No es una iniciativa aislada, sino parte de un esfuerzo mayor por devolverle al ciudadano común algo que se le ha ido escurriendo entre los dedos: la capacidad de comprar sin afectar tan severamente su salario.
En medio de las complejidades económicas que atraviesa el país, si recorremos los mercados de Manuel Tames, encontraremos una realidad contradictoria. Por un lado, productos que llegan gracias al esfuerzo de productores locales y al sistema de comercialización a precios muy asequibles, y por el otro, insumos que no guardan relación alguna con la calidad ni los costos de su producción y traslado, sin menospreciar lo complejo que hoy resulta esto último.
La especulación y el afán de lucro desmedido atentan contra el ánimo popular y la palabra “abusivo” deja de ser un adjetivo para convertirse en un acto injusto y ajeno al sentido del momento histórico que vivimos.
Las medidas implementadas por el gobierno, que incluyen fiscalización, precios topados y sanciones a quienes incumplen lo pactado al respecto han servido, al menos aquí, para controlar y mejorar el panorama, aunque no han estado exentas de polémica.
Hay quienes las ven como una intervención necesaria en un mercado que, dejado a su libre albedrío, termina excluyendo a unos y privilegiando otros. Algunos advierten sobre los riesgos de que estas acciones, que no van acompañadas de incentivos reales a la producción y la distribución, y por tanto pueden derivar en desabastecimiento o en la retracción de ofertas.
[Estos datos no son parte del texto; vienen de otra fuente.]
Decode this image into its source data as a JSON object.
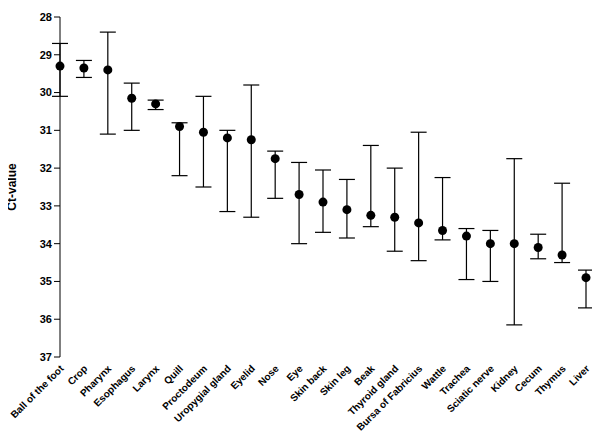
{
  "chart_data": {
    "type": "scatter",
    "y_label": "Ct-value",
    "categories": [
      "Ball of the foot",
      "Crop",
      "Pharynx",
      "Esophagus",
      "Larynx",
      "Quill",
      "Proctodeum",
      "Uropygial gland",
      "Eyelid",
      "Nose",
      "Eye",
      "Skin back",
      "Skin leg",
      "Beak",
      "Thyroid gland",
      "Bursa of Fabricius",
      "Wattle",
      "Trachea",
      "Sciatic nerve",
      "Kidney",
      "Cecum",
      "Thymus",
      "Liver"
    ],
    "values": [
      29.3,
      29.35,
      29.4,
      30.15,
      30.3,
      30.9,
      31.05,
      31.2,
      31.25,
      31.75,
      32.7,
      32.9,
      33.1,
      33.25,
      33.3,
      33.45,
      33.65,
      33.8,
      34.0,
      34.0,
      34.1,
      34.3,
      34.9
    ],
    "error_minus": [
      0.6,
      0.2,
      1.0,
      0.4,
      0.1,
      0.1,
      0.95,
      0.2,
      1.45,
      0.2,
      0.85,
      0.85,
      0.8,
      1.85,
      1.3,
      2.4,
      1.4,
      0.2,
      0.35,
      2.25,
      0.35,
      1.9,
      0.2
    ],
    "error_plus": [
      0.8,
      0.25,
      1.7,
      0.85,
      0.15,
      1.3,
      1.45,
      1.95,
      2.05,
      1.05,
      1.3,
      0.8,
      0.75,
      0.3,
      0.9,
      1.0,
      0.25,
      1.15,
      1.0,
      2.15,
      0.3,
      0.2,
      0.8
    ],
    "color": "#000000",
    "marker": "circle",
    "ylim": [
      37,
      28
    ],
    "yticks": [
      28,
      29,
      30,
      31,
      32,
      33,
      34,
      35,
      36,
      37
    ],
    "grid": false
  }
}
Sin ánimos de exacerbar la acción estatal, lo cierto es que por cuestión de confianza y respeto al consumidor, lo correcto es que el cliente reciba productos con calidad al precio aprobado y acordado municipalmente, no es correcta la práctica de aumentar y aumentar por día… afectando la economía familiar y también la percepción de justicia y control de parte del Estado, responsable de regular.
Por eso le corresponde actuar con firmeza para corregir esos desbalances, así envía un mensaje claro sobre hasta dónde está dispuesto a llegar para proteger el bolsillo de su pueblo.
Claro el gran desafío no está solo en aplicar la medida, sino en sostenerla. Porque de nada sirve un operativo de un fin de semana si al siguiente los precios vuelven a dispararse.
La fiscalización debe volverse sistemática; la comunicación con los productores y vendedores, constante; y el equilibrio entre el control y abastecimiento ser una prioridad de debate y revisión diaria. Sin eso, la medida corre el riesgo de ser percibida como un parche temporal y no como una política sostenible.
Lo que ocurre hoy en los mercados de este municipio es una prueba de fuego. No solo para las autoridades encargadas de mantener la vigilancia, sino también para los productores, los comercializadores y la propia comunidad. Todos deben tributar a este equilibrio: precio-oferta, así esta sería también una experiencia beneficiosa no solo a nuestro pueblo, incluso podría convertirnos en referencia para otros municipios que enfrenten desafíos similares.
A fin de cuentas no solo está en juego el precio de los productos que la población consume; es esta la posibilidad de demostrar que es posible ordenar el mercado con criterios de justicia, sostener el combate a la especulación sin castigar la oferta y lo más importante, devolver a los pobladores la certeza de que cuando la voluntad política se articula con la participación ciudadana, el mercado deja de ser un territorio de “abusivos” para convertirse en un espacio de confianza.